Es así que tenemos un panorama muy oscuro, según mi parecer. Lleno de limitaciones y de enfermedades. Cosa que, lamentablemente, en ocasiones nos toca vivir algo similar, ya que la debilidad de nuestro cuerpo acusa enfermedades. Pero creo que esto no lo podemos circunscribir sólo a una enfermedad física, sino también aplicarlo a otros tipos de sufrimientos humanos. Y para salir de estas situaciones le pedimos a Dios que nos libere o que nos cure.

Al mismo tiempo, tenemos que destacar lo que el mismo Cristo resalta: La fe con la que acuden a él, tanto Jairo como la mujer enferma. Ambos están convencidos de que Jesús puede curar y por eso se acercan y piden, con o sin palabras. Con lo cual no podemos negar que el primer movimiento hacia la salvación, hacia la cura, lo da quien está enfermo o quien intercede por el que sufre. Y en eso nos parecemos a aquellos del tiempo de Jesús: Recurrimos a Dios, aunque tal vez nuestra fe no sea la misma que la de los protagonistas del Evangelio.

Aquella mujer con hemorragias, hubiera seguido muerta si no se hubiera atrevido a tocar el manto de Jesús. Y no hablamos de una muerte física, sino de un muerte en vida. Estar marginada, lejos de los afectos y del contacto humano, hacía de ella alguien sin vida, porque pasar doce años evitando todo tipo de trato con sus semejantes, por cumplir lo mandado por la ley, no significa otra cosa que desaparecer o dejar de existir. Y eso no es bueno, como no era bueno el aislamiento sufrido por el niño salvaje.

Y Jesús, ante el acto valiente y transgresor de la mujer enferma, no se escandaliza ni le echa en cara su falta contra la ley, sino que la recibe, la anima, le quita los miedos, la restituye como persona, le desea la paz, le dice que está curada. Y no hay reproche porque la salvación, el bien para el ser humano, está por encima de cualquier mandato.

Entonces traigo de vuelta la película del niño salvaje. Aquél que crece sin otras personas a su lado, lo cual lo convierte en  un extraño para los de su propia naturaleza. Y eso mismo, volverse un extraño, alguien que no existe para otros, le pasa al que se queda marginado y excluido. En el caso del Evangelio la excluida es la mujer hemorroisa, pero también puede sucederle a cualquier ser humano, aunque no sufra aquella enfermedad, pero que sí está solo, aislado, postergado, abandonado a su suerte, ignorado o ninguneado. Y todo esto no es bueno ni querido por Dios.

Por eso mismo, debemos ayudar y procurar que nadie quede separado, ni muerto, ni marginado. Es nuestro deber, como lo hizo Jesús, llevar vida y ser capaces de dar esperanza donde parece que ya nada se puede hacer.
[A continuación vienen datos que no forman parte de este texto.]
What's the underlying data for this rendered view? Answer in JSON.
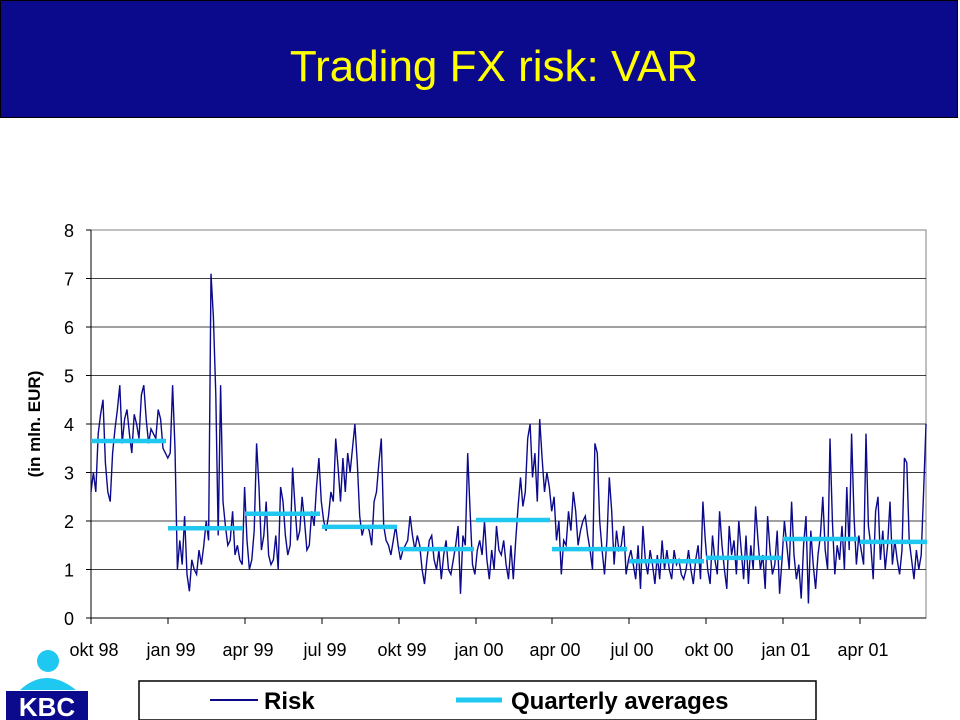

Es un imperativo de la caridad, salvar al ser humano, como lo hace Dios, por encima de cualquier ley o prejuicio.

Y si buscamos roles en los que nos podemos ver envueltos, si nos toca estar del lado del necesitado, del enfermo o el marginado, habrá que armarse de valor y buscar, con fe, salir de cualquier situación que nos oprime. Es decir, hay que atreverse a salir del encierro y tocar el manto de Jesús. Hay que pedir, convencidos de que Dios no nos dejará a nuestra suerte. Y si nos toca el papel de Jairo, el padre de la niña que dicen muerta ya, tendremos también que creer e interceder, para que el Señor se acerque a casa y nos devuelva la vida.
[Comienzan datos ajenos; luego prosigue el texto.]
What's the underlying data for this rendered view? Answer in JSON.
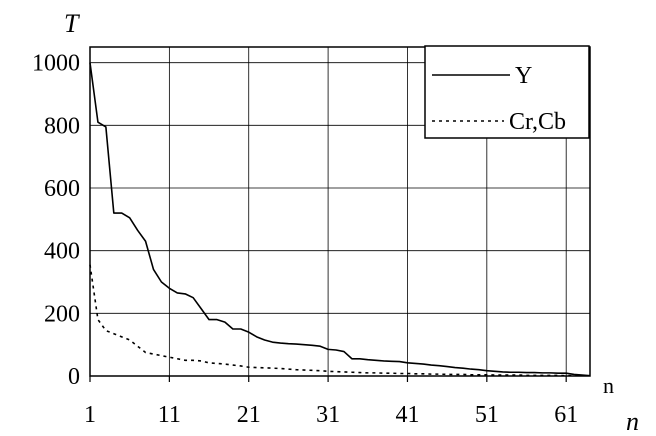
{
  "chart_data": {
    "type": "line",
    "title": "",
    "ylabel": "T",
    "xlabel": "n",
    "xlabel_inner": "n",
    "xlim": [
      1,
      64
    ],
    "ylim": [
      0,
      1050
    ],
    "x_ticks": [
      1,
      11,
      21,
      31,
      41,
      51,
      61
    ],
    "y_ticks": [
      0,
      200,
      400,
      600,
      800,
      1000
    ],
    "grid": true,
    "legend_position": "top-right",
    "series": [
      {
        "name": "Y",
        "style": "solid",
        "color": "#000000",
        "x": [
          1,
          2,
          3,
          4,
          5,
          6,
          7,
          8,
          9,
          10,
          11,
          12,
          13,
          14,
          15,
          16,
          17,
          18,
          19,
          20,
          21,
          22,
          23,
          24,
          25,
          26,
          27,
          28,
          29,
          30,
          31,
          32,
          33,
          34,
          35,
          36,
          37,
          38,
          39,
          40,
          41,
          42,
          43,
          44,
          45,
          46,
          47,
          48,
          49,
          50,
          51,
          52,
          53,
          54,
          55,
          56,
          57,
          58,
          59,
          60,
          61,
          62,
          63,
          64
        ],
        "values": [
          1000,
          810,
          795,
          520,
          520,
          505,
          465,
          430,
          340,
          300,
          280,
          265,
          262,
          250,
          215,
          180,
          180,
          172,
          150,
          150,
          140,
          125,
          115,
          108,
          105,
          103,
          102,
          100,
          98,
          95,
          85,
          83,
          78,
          55,
          55,
          52,
          50,
          48,
          47,
          46,
          42,
          40,
          38,
          35,
          33,
          30,
          27,
          25,
          22,
          20,
          17,
          15,
          13,
          12,
          12,
          11,
          11,
          10,
          10,
          9,
          9,
          5,
          3,
          1
        ]
      },
      {
        "name": "Cr,Cb",
        "style": "dotted",
        "color": "#000000",
        "x": [
          1,
          2,
          3,
          4,
          5,
          6,
          7,
          8,
          9,
          10,
          11,
          12,
          13,
          14,
          15,
          16,
          17,
          18,
          19,
          20,
          21,
          22,
          23,
          24,
          25,
          26,
          27,
          28,
          29,
          30,
          31,
          32,
          33,
          34,
          35,
          36,
          37,
          38,
          39,
          40,
          41,
          42,
          43,
          44,
          45,
          46,
          47,
          48,
          49,
          50,
          51,
          52,
          53,
          54,
          55,
          56,
          57,
          58,
          59,
          60,
          61,
          62,
          63,
          64
        ],
        "values": [
          355,
          180,
          145,
          135,
          125,
          115,
          95,
          75,
          70,
          65,
          60,
          55,
          50,
          50,
          48,
          42,
          40,
          38,
          35,
          32,
          28,
          27,
          26,
          25,
          24,
          22,
          20,
          19,
          18,
          17,
          15,
          14,
          13,
          12,
          11,
          10,
          10,
          9,
          9,
          8,
          8,
          7,
          7,
          6,
          6,
          5,
          5,
          5,
          4,
          4,
          4,
          3,
          3,
          3,
          3,
          2,
          2,
          2,
          2,
          2,
          1,
          1,
          1,
          1
        ]
      }
    ]
  }
}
Entonces, aquí nos preguntamos: ¿Qué tan convencidos estamos de que Jesús puede curarnos, salvarnos o liberarnos? ¿Somos capaces de romper con cualquier norma, prejuicio o vergüenza con tal de salvar a una persona o preferimos no implicarnos, esconder la cabeza, hacer oídos sordos y resguardarnos en lo políticamente correcto? Habrá que pensar si en nuestras sociedades existen muchos “niños salvajes”, muchas mujeres como las del Evangelio, personas excluidas y marginadas, o muertas en vida, a las cuales debemos ayudar, con tal de que recobren su dignidad y su ser seres humanos por completo. Porque esto es lo que quiere Dios: Que la persona viva.